We allow our clients to map their domain to our service’s subdomain.
For instance, we provide the service at client1.ourservice.com
and request the client to create a CNAME record to map their domain clientdomain.com
to client1.ourservice.com
.
We are now looking to check the CNAME update automatically in our webserver within 10 seconds. We know it is possible since Shopify manage to do so (in even less time).
What is the best way to poll the DNS CNAME update?
What we tried the following that are not giving consistent results (between 1sec and 3min):
// nodejs
dns.resolve4
dns.resolveCname
// dig
dig $domain
dig @1.1.1.1 $domain
dig @$random_dns_server $domain
2
Answers
Thank you, doing
dig +trace
is working.Poll the servers that host the DNS records for the domain in question, i.e. the authoritative nameservers.

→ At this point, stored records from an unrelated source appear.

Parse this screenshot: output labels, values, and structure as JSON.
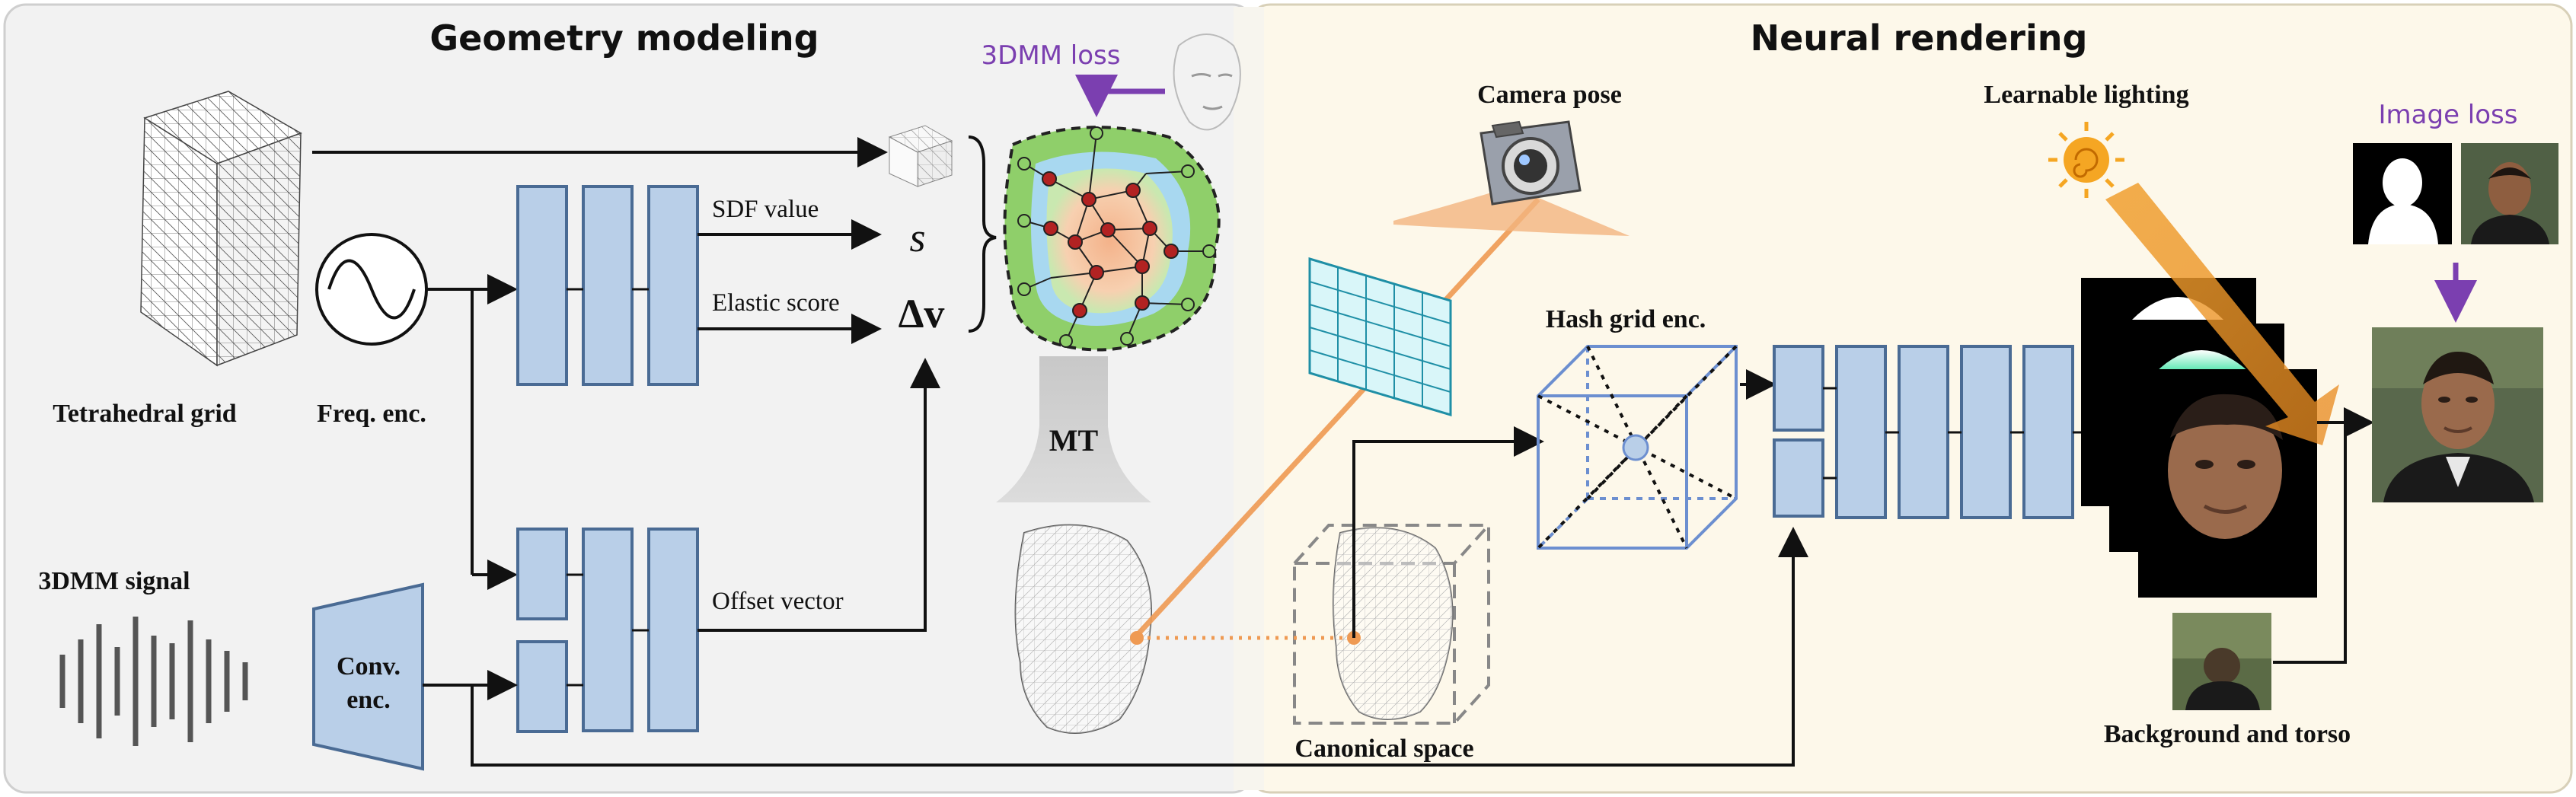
{
  "panels": {
    "left_title": "Geometry modeling",
    "right_title": "Neural rendering"
  },
  "labels": {
    "tetrahedral_grid": "Tetrahedral grid",
    "freq_enc": "Freq. enc.",
    "sdf_value": "SDF value",
    "s_symbol": "s",
    "elastic_score": "Elastic score",
    "delta_v": "Δv",
    "offset_vector": "Offset vector",
    "signal_3dmm": "3DMM signal",
    "conv_enc_1": "Conv.",
    "conv_enc_2": "enc.",
    "loss_3dmm": "3DMM loss",
    "mt": "MT",
    "camera_pose": "Camera pose",
    "hash_grid_enc": "Hash grid enc.",
    "canonical_space": "Canonical space",
    "learnable_lighting": "Learnable lighting",
    "image_loss": "Image loss",
    "background_torso": "Background and torso"
  },
  "colors": {
    "left_bg": "#f2f2f2",
    "right_bg": "#fdf8ea",
    "block_fill": "#b9cfe8",
    "block_stroke": "#4a6b94",
    "accent_orange": "#ef9a53",
    "loss_purple": "#7b3fb0",
    "mesh_green": "#8fcf6a",
    "node_red": "#b22222",
    "grid_cyan": "#d9f6f9"
  },
  "icons": [
    "cube-mesh-icon",
    "sine-wave-icon",
    "camera-icon",
    "sun-icon",
    "head-mesh-icon",
    "face-render-icon"
  ]
}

Start with a library that gives you full access to the DNS response (i.e. all sections, not just the answer). When you get either a "nonexistent" response, look at its "authority" section for a SOA record; it’ll have an mname field pointing at what could be considered the "primary" nameserver for that domain. Then configure the DNS resolver library to query that specific nameserver.

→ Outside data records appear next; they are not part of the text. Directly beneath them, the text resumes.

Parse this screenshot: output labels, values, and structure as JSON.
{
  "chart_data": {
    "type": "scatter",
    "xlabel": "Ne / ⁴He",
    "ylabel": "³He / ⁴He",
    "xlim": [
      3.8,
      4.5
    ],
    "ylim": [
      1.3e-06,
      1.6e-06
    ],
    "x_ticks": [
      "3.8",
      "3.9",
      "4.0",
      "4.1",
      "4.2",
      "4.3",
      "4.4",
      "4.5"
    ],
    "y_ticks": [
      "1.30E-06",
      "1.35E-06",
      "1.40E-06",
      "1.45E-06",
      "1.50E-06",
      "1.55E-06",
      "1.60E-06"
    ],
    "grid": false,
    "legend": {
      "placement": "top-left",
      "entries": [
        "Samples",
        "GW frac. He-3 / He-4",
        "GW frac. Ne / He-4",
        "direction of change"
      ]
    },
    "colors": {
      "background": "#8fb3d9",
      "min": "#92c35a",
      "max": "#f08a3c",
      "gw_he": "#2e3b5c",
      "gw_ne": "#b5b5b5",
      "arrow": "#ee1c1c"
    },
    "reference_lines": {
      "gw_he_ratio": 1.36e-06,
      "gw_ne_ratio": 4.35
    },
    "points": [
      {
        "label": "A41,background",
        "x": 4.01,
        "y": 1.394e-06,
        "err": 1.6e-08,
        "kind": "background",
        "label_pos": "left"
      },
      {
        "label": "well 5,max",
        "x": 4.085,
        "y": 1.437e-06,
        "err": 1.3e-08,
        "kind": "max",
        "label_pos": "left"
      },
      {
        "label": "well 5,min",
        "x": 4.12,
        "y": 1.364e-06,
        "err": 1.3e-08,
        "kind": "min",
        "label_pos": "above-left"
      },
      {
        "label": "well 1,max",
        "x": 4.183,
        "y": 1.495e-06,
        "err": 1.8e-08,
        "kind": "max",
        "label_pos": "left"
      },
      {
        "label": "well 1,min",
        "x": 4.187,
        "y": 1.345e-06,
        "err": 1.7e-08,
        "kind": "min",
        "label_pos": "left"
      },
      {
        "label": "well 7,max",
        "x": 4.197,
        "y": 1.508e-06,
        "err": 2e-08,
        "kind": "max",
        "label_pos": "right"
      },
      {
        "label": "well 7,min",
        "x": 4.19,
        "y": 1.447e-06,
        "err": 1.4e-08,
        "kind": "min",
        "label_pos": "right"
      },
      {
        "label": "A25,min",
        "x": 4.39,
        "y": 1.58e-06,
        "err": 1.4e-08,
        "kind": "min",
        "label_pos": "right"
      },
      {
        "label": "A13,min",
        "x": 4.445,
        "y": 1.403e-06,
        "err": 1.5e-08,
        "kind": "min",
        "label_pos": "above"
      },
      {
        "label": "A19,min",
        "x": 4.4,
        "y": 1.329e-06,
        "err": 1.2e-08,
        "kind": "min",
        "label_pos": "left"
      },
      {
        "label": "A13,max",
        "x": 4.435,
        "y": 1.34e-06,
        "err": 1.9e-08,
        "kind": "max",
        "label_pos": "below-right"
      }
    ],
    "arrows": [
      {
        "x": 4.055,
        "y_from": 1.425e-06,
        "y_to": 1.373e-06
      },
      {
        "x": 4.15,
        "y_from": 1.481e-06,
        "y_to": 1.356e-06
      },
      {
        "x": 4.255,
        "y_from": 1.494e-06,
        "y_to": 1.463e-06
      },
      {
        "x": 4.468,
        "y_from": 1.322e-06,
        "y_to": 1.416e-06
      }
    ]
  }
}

That’s expected. You weren’t querying a global database; you were querying caching proxies in all of your examples. Both positive and negative replies are cached for a certain amount of time, and each zone administrator decides what TTL to set for their records (and what negative TTL to use for the zone as a whole).
What makes it look inconsistent is that the TTL is counted from the time the first query was made; repeated queries do not extend the TTL.
For example, if you query a non-existent domain and it’s not in cache yet, it’ll get freshly cached for whole 5 minutes (or whatever NegTTL is set), and adding that domain will not be visible during those entire 5 minutes.
On the other hand, if you query a non-existent domain and the response happens to be already cached (e.g. if you just queried it a minute ago), with its TTL having already counted down from the original 5 minutes to (say) 60 seconds, then it’ll only take 60 seconds for a change to be visible.
But additionally, when you’re querying a large public resolver such as 1.1.1.1 or 8.8.8.8, you’re not actually querying the same server every time – many locations (ignoring anycast) will have that IP address load-balanced across more than one physical machine, each having its own cache. So even if the first query of a nonexistent domain caused the resolver to cache the results, the second one might hit a different backend host that doesn’t have it in cache yet.